CTP-656 helps faulty versions of a protein called the CF transmembrane conductance regulator, or CFTR, do the job that the healthy protein was intended to do. That role makes it what scientists call a CFTR potentiator.
CFTR functions as a channel across the membrane of cells that produce mucus, sweat, saliva, tears, and digestive enzymes. Mutations of the CFTR gene, which provides instructions for making the protein, lead to the protein being unable to do its job properly. The mutations are a hallmark of CF.
Concert expects combinations of CTP-656 and another class of drug, CFTR modulators, to become future CF therapies. Modulators correct the function of the faulty version of the CFTR protein that the defective gene makes.

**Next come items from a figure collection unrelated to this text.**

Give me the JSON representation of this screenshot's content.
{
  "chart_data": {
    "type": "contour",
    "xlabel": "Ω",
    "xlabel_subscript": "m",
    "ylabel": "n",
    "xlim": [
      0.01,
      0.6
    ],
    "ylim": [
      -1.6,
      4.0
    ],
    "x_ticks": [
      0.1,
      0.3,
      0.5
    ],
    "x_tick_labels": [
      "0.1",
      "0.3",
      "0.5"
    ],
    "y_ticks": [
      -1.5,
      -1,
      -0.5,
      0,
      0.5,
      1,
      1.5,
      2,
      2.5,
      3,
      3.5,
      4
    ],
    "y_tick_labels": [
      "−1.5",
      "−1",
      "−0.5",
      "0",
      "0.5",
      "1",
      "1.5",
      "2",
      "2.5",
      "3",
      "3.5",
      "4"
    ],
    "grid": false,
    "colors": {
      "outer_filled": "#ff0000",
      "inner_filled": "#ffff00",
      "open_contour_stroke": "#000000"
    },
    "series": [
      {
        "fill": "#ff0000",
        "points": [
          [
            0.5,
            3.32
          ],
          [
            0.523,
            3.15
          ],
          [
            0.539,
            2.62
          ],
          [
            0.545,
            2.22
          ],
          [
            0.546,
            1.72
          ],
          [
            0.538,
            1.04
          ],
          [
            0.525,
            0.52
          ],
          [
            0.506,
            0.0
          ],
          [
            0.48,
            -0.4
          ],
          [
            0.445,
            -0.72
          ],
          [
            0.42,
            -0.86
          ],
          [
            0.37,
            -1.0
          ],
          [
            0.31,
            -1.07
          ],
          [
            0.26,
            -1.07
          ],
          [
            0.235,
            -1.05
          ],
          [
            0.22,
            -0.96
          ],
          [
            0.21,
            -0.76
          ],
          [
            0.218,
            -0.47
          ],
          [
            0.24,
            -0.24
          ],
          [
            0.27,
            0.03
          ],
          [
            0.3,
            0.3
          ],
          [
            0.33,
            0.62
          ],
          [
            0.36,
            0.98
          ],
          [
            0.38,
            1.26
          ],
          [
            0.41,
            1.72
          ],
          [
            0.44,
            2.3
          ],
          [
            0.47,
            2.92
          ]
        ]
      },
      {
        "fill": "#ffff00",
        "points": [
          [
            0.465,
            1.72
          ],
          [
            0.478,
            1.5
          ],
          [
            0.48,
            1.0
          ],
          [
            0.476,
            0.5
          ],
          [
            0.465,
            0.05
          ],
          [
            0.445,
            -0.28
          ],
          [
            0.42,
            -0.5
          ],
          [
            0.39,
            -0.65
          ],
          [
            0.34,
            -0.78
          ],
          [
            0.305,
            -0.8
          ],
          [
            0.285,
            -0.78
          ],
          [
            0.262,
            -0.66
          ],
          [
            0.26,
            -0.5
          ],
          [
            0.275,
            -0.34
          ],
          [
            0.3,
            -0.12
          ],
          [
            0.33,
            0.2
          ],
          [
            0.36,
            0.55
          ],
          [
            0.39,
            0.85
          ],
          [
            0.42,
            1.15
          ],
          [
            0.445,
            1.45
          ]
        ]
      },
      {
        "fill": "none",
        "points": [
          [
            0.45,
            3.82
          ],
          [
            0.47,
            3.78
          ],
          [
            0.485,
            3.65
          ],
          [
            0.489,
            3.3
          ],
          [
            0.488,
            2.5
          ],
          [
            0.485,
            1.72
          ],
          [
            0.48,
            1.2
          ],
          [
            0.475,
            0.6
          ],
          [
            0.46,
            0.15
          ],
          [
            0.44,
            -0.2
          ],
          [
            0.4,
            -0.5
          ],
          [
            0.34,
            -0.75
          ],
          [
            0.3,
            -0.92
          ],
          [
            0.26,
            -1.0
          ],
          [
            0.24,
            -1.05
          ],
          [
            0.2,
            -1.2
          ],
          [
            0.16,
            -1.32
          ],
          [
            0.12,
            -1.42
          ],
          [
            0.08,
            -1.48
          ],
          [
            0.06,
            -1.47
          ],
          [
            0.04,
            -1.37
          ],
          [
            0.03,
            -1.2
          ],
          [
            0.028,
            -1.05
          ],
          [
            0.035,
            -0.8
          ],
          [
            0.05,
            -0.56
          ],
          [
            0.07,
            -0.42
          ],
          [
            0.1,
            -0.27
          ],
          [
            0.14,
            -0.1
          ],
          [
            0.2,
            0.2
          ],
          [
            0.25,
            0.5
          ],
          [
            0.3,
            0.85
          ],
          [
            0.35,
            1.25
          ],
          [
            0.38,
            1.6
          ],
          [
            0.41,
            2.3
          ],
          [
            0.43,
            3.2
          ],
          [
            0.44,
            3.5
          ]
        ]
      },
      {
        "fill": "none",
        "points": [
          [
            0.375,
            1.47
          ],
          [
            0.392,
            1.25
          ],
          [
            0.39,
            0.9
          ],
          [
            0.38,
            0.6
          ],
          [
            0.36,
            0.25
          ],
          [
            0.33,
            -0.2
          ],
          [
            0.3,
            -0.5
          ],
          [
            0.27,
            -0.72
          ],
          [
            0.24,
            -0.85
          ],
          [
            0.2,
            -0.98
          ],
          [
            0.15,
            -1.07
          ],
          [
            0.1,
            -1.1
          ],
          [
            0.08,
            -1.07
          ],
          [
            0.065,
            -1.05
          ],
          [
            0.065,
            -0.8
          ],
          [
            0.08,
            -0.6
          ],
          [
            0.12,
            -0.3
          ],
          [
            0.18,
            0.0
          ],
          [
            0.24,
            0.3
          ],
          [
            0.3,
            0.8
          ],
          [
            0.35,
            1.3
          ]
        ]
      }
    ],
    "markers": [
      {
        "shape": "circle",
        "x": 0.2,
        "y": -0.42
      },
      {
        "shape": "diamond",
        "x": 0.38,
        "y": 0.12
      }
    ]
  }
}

CTP-656’s pharmacokinetics profile is superior to that of Kalydeco (ivacaftor), an approved CFTR potentiator used to treat CF, studies have shown. Pharmacokinetics refers to the time it takes for a drug to be absorbed and distributed in the body before being excreted.
Among other pharmacokinetic performance measures, researchers said CTP-656 had a longer half-life than Kalydeco and its levels in the blood were higher than Kalydeco’s at 24 hours. Half-life is the time it takes for half of a drug to leave the body.
A Phase 2 clinical trial (NCT02971839) is under way to evaluate the effectiveness and safety of CTP-656, compared with Kalydeco, in 40 CF patients with gating mutations of the defective CFTR gene. The study is still recruiting patients. Results are expected at the year of the year.
The U.S. Food and Drug Administration has granted CTP0656 orphan drug status, a designation that gives companies incentives for developing drugs for rare diseases.